Rushden Community College was inspected in April and inspectors say it requires improvement in achievement of pupils, quality of teaching, behaviour and safety of pupils and leadership and management.
The school, which has 970 pupils aged 11 to 18 and became an academy with The Education Fellowship in December 2012, has been told students are not achieving well, especially in Years 9, 10 and 11, some teaching is not good and students are not learning quick enough, and students’ behaviour is not consistently good.
But strengths were also noted, including progress is best in Years 7 and 8 as these pupils have been in the academy the longest, the progress of students in Years 9, 10 and 11 has accelerated since September 2013 and the sixth form is good.

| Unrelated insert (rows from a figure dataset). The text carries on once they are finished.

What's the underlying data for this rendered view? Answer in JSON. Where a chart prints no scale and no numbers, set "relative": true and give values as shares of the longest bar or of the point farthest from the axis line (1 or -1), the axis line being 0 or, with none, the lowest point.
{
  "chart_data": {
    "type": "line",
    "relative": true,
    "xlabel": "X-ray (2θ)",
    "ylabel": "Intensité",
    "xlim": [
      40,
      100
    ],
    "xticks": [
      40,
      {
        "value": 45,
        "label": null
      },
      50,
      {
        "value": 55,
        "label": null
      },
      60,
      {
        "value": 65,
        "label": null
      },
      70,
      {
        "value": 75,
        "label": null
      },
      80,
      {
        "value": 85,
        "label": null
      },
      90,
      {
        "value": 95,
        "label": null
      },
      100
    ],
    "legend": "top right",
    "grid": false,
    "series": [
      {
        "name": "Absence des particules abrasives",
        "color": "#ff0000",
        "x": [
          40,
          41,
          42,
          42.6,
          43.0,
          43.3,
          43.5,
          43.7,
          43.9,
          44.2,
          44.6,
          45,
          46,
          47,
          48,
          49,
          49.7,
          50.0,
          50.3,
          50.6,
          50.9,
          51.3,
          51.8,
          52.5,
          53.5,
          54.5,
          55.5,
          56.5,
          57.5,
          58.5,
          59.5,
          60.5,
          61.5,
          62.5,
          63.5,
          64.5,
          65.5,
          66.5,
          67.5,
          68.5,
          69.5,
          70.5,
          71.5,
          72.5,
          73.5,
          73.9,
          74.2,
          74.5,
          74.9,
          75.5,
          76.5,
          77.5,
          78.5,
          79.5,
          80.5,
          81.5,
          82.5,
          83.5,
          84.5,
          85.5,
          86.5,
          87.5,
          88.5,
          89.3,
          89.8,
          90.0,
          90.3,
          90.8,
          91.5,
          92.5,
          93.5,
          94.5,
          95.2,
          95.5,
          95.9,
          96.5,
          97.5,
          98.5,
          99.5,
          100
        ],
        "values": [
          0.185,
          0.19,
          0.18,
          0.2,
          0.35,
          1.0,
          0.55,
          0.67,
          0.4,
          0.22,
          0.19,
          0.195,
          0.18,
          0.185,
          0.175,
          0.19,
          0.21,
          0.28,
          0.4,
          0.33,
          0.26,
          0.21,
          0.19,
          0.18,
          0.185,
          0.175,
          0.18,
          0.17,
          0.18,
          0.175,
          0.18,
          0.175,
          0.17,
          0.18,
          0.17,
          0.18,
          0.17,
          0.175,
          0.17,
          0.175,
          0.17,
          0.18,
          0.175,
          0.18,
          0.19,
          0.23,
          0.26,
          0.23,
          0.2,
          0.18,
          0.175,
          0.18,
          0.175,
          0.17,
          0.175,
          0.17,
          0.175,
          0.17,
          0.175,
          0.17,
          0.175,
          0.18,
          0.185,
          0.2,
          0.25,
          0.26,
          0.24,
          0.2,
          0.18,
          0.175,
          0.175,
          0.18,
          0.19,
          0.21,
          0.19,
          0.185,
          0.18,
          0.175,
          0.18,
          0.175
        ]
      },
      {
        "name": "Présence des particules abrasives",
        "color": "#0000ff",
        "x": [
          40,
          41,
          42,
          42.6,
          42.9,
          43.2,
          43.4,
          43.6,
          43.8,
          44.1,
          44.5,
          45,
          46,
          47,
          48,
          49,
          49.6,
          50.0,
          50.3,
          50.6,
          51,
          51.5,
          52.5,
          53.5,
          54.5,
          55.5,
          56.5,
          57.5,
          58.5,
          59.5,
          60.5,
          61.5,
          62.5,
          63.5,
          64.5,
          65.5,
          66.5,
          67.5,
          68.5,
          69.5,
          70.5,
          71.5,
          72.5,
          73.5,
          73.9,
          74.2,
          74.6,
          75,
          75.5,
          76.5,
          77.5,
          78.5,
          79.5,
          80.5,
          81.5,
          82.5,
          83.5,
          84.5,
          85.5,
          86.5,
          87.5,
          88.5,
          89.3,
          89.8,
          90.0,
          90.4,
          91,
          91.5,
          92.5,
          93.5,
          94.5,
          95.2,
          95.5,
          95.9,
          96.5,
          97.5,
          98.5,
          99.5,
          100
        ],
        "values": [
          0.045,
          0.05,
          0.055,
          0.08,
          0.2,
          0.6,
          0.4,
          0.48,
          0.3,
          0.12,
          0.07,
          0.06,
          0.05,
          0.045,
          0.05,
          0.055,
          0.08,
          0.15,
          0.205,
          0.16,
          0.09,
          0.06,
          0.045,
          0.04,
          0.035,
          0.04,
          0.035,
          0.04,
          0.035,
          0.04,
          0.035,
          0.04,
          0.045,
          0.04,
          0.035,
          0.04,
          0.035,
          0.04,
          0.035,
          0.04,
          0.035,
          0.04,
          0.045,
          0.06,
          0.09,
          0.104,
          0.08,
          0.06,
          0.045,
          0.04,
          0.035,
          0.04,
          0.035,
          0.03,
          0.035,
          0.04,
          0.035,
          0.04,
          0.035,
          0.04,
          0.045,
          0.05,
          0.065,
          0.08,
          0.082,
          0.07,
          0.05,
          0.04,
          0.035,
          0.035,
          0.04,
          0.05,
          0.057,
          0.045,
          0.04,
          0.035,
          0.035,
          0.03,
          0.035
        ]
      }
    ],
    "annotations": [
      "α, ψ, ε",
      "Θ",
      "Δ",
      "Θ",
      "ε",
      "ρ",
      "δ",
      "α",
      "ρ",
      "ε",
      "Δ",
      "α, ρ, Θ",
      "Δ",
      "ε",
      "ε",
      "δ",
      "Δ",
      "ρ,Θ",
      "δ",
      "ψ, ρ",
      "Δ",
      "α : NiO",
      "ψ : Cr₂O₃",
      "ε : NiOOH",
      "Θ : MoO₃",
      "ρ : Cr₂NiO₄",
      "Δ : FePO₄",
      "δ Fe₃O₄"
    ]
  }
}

Lizzie Rowe, deputy CEO of The Education Fellowship, said: “There is much still to do in taking Rushden to outstanding and eradicating its legacy. But while we require “improvement”, we have the capacity and ambition to achieve a flagship school for our amazing pupils and the community. We are all really proud of the staff and pupils and are determined to continue supporting and developing the school as it grows further. Students start at the academy with below average attainment so we know the challenge they face in their secondary education.
“I was particularly pleased that Ofsted recognised that all groups of Year 7 and 8 students, who have been in the academy for the greatest proportion of their secondary education, are making better progress. Older students are making more rapid progress since the academy opened and are starting to catch up. The Education Fellowship is clearly having a huge impact.”
Associate principal Ian Tucker said: “I am delighted by the report and it will give staff and pupils the confidence they need to carry on their journey.
“Ofsted noted we have a good choice of subjects for our students to study, extra-curricular activities in sports and other activities, which I know students appreciate, and that literacy and numeracy skills are being addressed with extra lessons.”